Nasir Seong

Story

From a guesthouse in Incheon
to a musalla on Jeju.

Nasir Hong-suk Seong (성홍석) was born in Korea. Before becoming Muslim, he spent years running a small guesthouse in Incheon, where roughly a third of his guests were travelers from Muslim-majority countries. “They turned out to be incredibly kind and respectful,” he says. In 2023 he converted.

Earlier in 2025 he moved to Pyoseon, on the southern coast of Jeju Island, to take over his grandfather’s fish farm. The region holds roughly 1,500 migrant fish-farm workers, about half of them Muslim, and the only masjid on the island is more than an hour away in Jeju City.

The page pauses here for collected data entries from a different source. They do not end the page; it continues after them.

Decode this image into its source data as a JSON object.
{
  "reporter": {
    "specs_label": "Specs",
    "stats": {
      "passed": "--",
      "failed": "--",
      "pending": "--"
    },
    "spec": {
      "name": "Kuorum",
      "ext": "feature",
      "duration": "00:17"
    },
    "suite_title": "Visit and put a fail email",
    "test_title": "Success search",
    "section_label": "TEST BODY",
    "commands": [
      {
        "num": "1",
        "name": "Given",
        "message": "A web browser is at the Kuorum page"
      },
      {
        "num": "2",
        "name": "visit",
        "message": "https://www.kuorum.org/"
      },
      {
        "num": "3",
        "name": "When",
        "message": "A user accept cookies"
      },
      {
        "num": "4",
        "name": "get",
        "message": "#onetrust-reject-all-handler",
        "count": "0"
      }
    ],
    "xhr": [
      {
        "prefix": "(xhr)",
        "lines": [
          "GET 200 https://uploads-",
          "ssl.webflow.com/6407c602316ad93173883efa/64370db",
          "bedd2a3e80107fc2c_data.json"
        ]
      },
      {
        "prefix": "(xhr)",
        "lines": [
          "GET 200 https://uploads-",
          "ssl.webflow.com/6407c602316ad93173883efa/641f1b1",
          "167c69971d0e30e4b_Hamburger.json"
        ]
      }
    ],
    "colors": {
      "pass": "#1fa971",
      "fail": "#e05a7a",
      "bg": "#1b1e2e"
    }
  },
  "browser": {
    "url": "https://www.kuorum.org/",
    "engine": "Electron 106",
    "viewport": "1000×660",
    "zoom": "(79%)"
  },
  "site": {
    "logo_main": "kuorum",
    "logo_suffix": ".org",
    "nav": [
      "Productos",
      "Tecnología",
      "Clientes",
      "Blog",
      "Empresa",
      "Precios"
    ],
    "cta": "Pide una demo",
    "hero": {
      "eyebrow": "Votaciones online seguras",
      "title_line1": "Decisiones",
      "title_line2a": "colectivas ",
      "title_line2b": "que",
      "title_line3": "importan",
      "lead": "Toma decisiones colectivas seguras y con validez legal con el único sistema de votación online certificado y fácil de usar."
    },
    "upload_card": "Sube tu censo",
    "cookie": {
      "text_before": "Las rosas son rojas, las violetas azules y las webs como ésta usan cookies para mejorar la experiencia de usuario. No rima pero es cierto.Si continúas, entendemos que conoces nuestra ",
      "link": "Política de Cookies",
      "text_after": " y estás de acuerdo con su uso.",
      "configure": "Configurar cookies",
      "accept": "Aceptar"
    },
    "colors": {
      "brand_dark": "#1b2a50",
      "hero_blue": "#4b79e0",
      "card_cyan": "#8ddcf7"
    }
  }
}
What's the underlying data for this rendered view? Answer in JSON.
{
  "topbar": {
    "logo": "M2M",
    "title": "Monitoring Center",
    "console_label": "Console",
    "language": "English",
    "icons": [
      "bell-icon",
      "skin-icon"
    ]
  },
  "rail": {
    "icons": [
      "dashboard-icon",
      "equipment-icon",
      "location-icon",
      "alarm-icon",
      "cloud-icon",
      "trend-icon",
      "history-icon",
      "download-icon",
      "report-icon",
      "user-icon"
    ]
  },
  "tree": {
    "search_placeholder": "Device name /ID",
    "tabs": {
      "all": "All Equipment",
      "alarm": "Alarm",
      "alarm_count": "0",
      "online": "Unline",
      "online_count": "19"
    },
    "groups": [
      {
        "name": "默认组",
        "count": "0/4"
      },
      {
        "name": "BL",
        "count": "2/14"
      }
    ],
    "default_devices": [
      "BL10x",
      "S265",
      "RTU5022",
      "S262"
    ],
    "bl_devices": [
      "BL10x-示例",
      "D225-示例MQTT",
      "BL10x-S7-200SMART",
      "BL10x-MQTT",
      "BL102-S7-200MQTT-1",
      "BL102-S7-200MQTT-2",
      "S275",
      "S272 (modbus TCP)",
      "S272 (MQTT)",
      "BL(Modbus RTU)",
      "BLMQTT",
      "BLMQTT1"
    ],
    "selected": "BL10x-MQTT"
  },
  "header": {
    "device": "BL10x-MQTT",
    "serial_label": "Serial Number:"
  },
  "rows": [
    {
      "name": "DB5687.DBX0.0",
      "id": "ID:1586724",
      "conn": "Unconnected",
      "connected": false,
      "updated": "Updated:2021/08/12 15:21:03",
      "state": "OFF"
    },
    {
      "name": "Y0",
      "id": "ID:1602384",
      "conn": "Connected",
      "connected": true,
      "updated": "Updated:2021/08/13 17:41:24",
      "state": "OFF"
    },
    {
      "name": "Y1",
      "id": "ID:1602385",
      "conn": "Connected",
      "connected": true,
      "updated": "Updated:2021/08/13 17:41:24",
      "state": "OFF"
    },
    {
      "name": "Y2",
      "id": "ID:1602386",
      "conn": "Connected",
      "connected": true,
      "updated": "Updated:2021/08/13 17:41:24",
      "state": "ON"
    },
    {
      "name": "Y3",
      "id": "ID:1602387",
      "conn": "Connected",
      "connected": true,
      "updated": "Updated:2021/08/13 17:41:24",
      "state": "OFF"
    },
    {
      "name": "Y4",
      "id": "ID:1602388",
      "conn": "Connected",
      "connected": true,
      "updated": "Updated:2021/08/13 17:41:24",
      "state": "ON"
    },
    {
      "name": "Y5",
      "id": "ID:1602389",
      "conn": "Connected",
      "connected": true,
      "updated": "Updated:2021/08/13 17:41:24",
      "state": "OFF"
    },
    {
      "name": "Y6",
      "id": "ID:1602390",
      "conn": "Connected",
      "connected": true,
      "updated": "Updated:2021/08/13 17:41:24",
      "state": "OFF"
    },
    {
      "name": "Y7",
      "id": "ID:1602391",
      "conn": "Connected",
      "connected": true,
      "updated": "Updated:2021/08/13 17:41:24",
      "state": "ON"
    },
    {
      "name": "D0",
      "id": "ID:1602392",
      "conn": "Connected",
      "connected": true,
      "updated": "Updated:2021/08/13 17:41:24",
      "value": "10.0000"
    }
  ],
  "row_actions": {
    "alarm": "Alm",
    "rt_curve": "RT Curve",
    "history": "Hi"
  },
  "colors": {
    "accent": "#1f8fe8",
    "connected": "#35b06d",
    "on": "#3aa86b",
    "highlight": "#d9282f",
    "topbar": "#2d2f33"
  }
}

His first project after moving was not the farm. It was a musalla. He spent a month converting part of his grandfather’s home into a small prayer space — carpeted, softly lit, with copies of the Qur’an in several languages. “When I moved in, I had nothing. Not even furniture or a pillow. This musalla was the first thing I made.”

That musalla became Fajr Jeju, a non-profit now expanding to a larger location nearby. He hosts retreats for international visitors through Salam Jeju, and works with the Markethalla halal grocery service.

Earlier: Korean Special Forces (NCO). Competitive boxing. Drums at a music college.